The United States Constitution: A Round Table Comic Graphic Adaptation by Nadja Baer is an odd little book.
On its surface it serves as an educational comic, tracing the history of the American Constitution from the convening of the first convention in 1787 all the way through its ratification in 1790. Less of a story and more of a montage of characters, events, and ideas, the book combines excerpts from the original documents and historical factoids alongside scenes of the founding fathers which summarize their opinions on the various elements of the drafting of the Constitution.
Then about a third of the way through the book and seemingly without explanation, these historical characters are suddenly joined by a cast of anonymous steampunk characters who appear to provide a visual representation of the concepts from the Constitution explained in the book. If you’re confused, so was I. These character designs aren’t necessarily bad, but why they’re there is entirely unclear. As well, the introduction of other steampunk elements—robot troops representing Congress’s right to raise armies and an airship appearing to combat piracy—is awfully random, particularly when no explanation is provided.
One thing The United States Constitution: A Round Table Comic Graphic Adaptation does very well—aside from being quite thorough and including the entire document of the Constitution—is highlight how contentious the actual process of drafting the Constitution—and later the Bill of Rights—really was. There is a mistaken impression among many Americans today that the Constitution is a sacred document, penned by a group of saints known as the “Founding Fathers,” infallible in its makeup, and whose concepts are obvious.

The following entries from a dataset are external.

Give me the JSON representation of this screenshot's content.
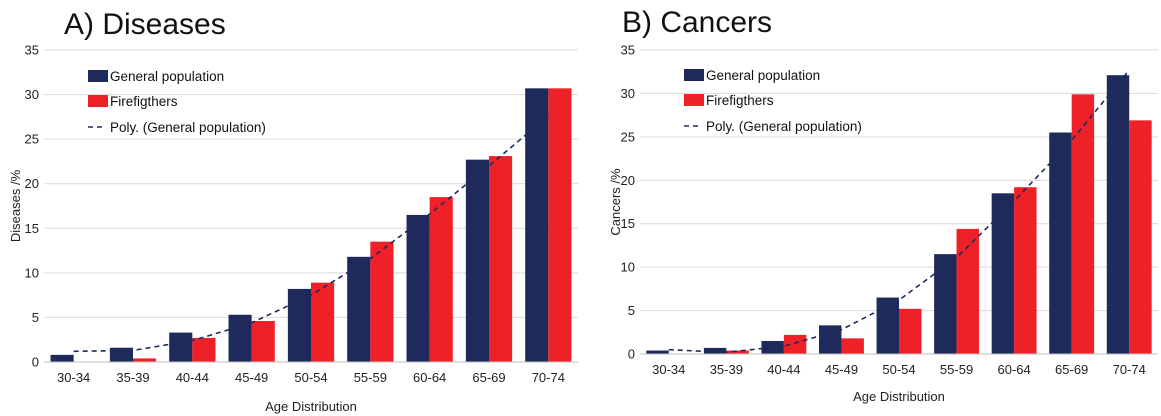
{
  "chart_data": [
    {
      "type": "bar",
      "title": "A)  Diseases",
      "xlabel": "Age Distribution",
      "ylabel": "Diseases /%",
      "ylim": [
        0,
        35
      ],
      "yticks": [
        0,
        5,
        10,
        15,
        20,
        25,
        30,
        35
      ],
      "grid": true,
      "legend_position": "top-left",
      "categories": [
        "30-34",
        "35-39",
        "40-44",
        "45-49",
        "50-54",
        "55-59",
        "60-64",
        "65-69",
        "70-74"
      ],
      "series": [
        {
          "name": "General population",
          "color": "#1f2a5c",
          "values": [
            0.8,
            1.6,
            3.3,
            5.3,
            8.2,
            11.8,
            16.5,
            22.7,
            30.7
          ]
        },
        {
          "name": "Firefigthers",
          "color": "#ee2028",
          "values": [
            0.0,
            0.4,
            2.7,
            4.6,
            8.9,
            13.5,
            18.5,
            23.1,
            30.7
          ]
        }
      ],
      "trendline": {
        "name": "Poly. (General population)",
        "color": "#1f2a5c",
        "style": "dashed",
        "values": [
          1.2,
          1.3,
          2.4,
          4.4,
          7.5,
          11.6,
          16.6,
          22.0,
          27.6
        ]
      }
    },
    {
      "type": "bar",
      "title": "B)  Cancers",
      "xlabel": "Age Distribution",
      "ylabel": "Cancers /%",
      "ylim": [
        0,
        35
      ],
      "yticks": [
        0,
        5,
        10,
        15,
        20,
        25,
        30,
        35
      ],
      "grid": true,
      "legend_position": "top-left",
      "categories": [
        "30-34",
        "35-39",
        "40-44",
        "45-49",
        "50-54",
        "55-59",
        "60-64",
        "65-69",
        "70-74"
      ],
      "series": [
        {
          "name": "General population",
          "color": "#1f2a5c",
          "values": [
            0.4,
            0.7,
            1.5,
            3.3,
            6.5,
            11.5,
            18.5,
            25.5,
            32.1
          ]
        },
        {
          "name": "Firefigthers",
          "color": "#ee2028",
          "values": [
            0.0,
            0.4,
            2.2,
            1.8,
            5.2,
            14.4,
            19.2,
            29.9,
            26.9
          ]
        }
      ],
      "trendline": {
        "name": "Poly. (General population)",
        "color": "#1f2a5c",
        "style": "dashed",
        "values": [
          0.5,
          0.2,
          0.9,
          2.8,
          6.2,
          11.1,
          17.6,
          24.6,
          32.7
        ]
      }
    }
  ]
}
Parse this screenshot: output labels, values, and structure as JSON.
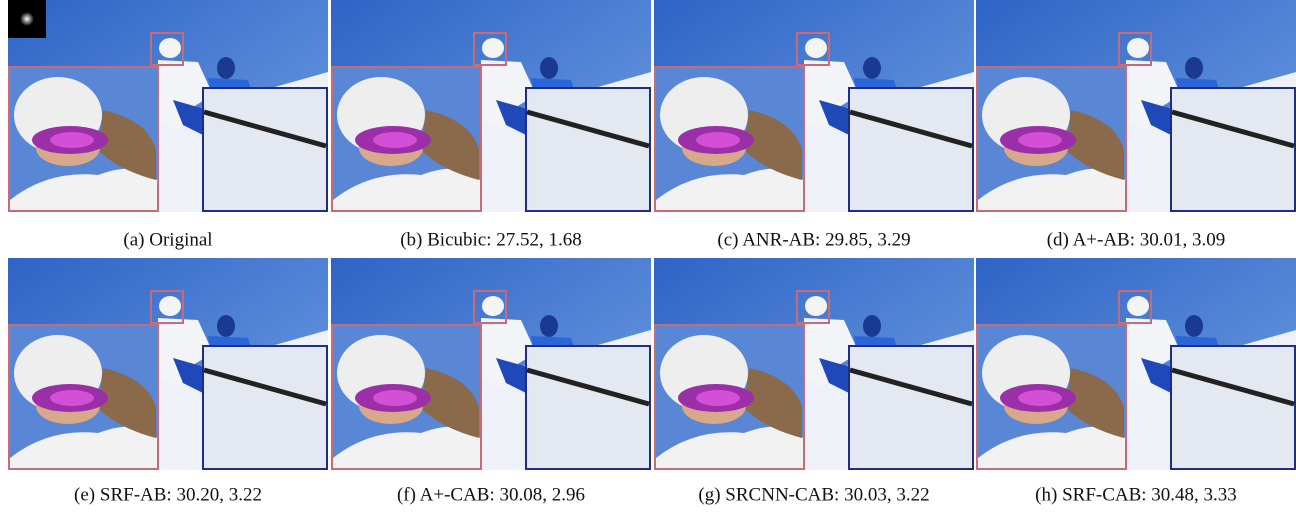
{
  "figure": {
    "panels": [
      {
        "caption": "(a) Original"
      },
      {
        "caption": "(b) Bicubic: 27.52, 1.68"
      },
      {
        "caption": "(c) ANR-AB: 29.85, 3.29"
      },
      {
        "caption": "(d) A+-AB: 30.01, 3.09"
      },
      {
        "caption": "(e) SRF-AB: 30.20, 3.22"
      },
      {
        "caption": "(f) A+-CAB: 30.08, 2.96"
      },
      {
        "caption": "(g) SRCNN-CAB: 30.03, 3.22"
      },
      {
        "caption": "(h) SRF-CAB: 30.48, 3.33"
      }
    ]
  }
}
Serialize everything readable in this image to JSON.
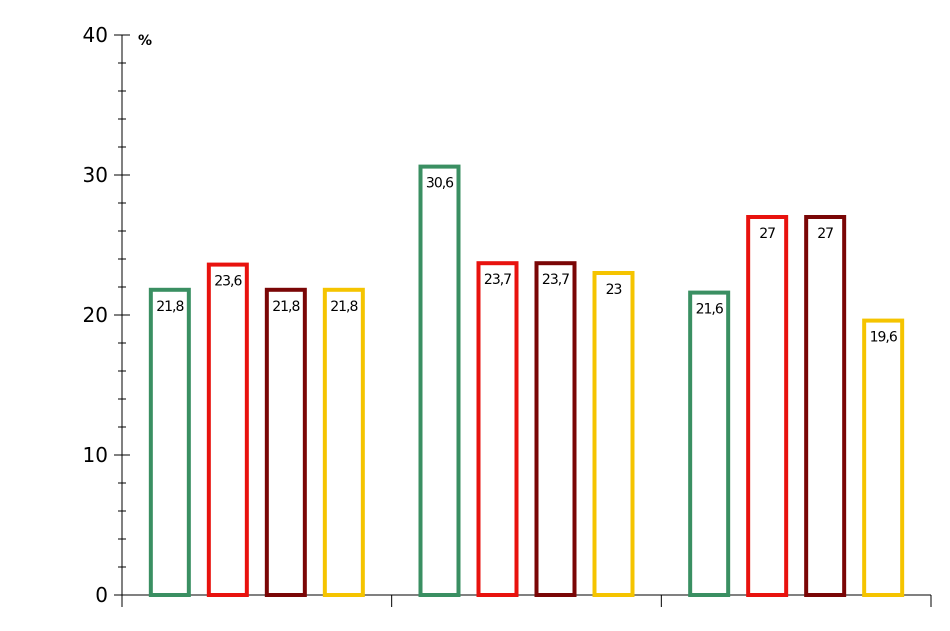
{
  "chart_data": {
    "type": "bar",
    "title": "",
    "xlabel": "",
    "ylabel": "",
    "unit": "%",
    "ylim": [
      0,
      40
    ],
    "y_ticks": [
      0,
      10,
      20,
      30,
      40
    ],
    "grid": false,
    "legend": "none",
    "categories": [
      "",
      "",
      ""
    ],
    "series": [
      {
        "color": "#3a8f62",
        "values": [
          21.8,
          30.6,
          21.6
        ],
        "labels": [
          "21,8",
          "30,6",
          "21,6"
        ]
      },
      {
        "color": "#e8120e",
        "values": [
          23.6,
          23.7,
          27
        ],
        "labels": [
          "23,6",
          "23,7",
          "27"
        ]
      },
      {
        "color": "#7a0606",
        "values": [
          21.8,
          23.7,
          27
        ],
        "labels": [
          "21,8",
          "23,7",
          "27"
        ]
      },
      {
        "color": "#f5c400",
        "values": [
          21.8,
          23,
          19.6
        ],
        "labels": [
          "21,8",
          "23",
          "19,6"
        ]
      }
    ]
  }
}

The truth of the document’s design is anything but; and The United States Constitution goes into a good portion of the ideological contention between the founders and the political turmoil that almost caused the Constitution to not be.
The story also does a good job of pointing out the gross inequalities (from a contemporary perspectives) inherent in the original document, as well as the many changes that have been made to the document over the years—for good or ill.
The book demands a degree of familiarity with American history since many of the characters and concepts are introduced in context but the context is rarely explained; thus the book hurtles forward, switching regularly between conversational vignettes, conceptual (steampunk) representations, and long panels of text.
Raising as many questions as it answers, The United States Constitution: A Round Table Comic Graphic Adaptation is not truly “educational,” but for those seeking a straightforward (for the most part) depiction of the struggles and history of the Constitution, this graphic adaptation, despite all its oddities, is certainly more engaging than a simple prose history.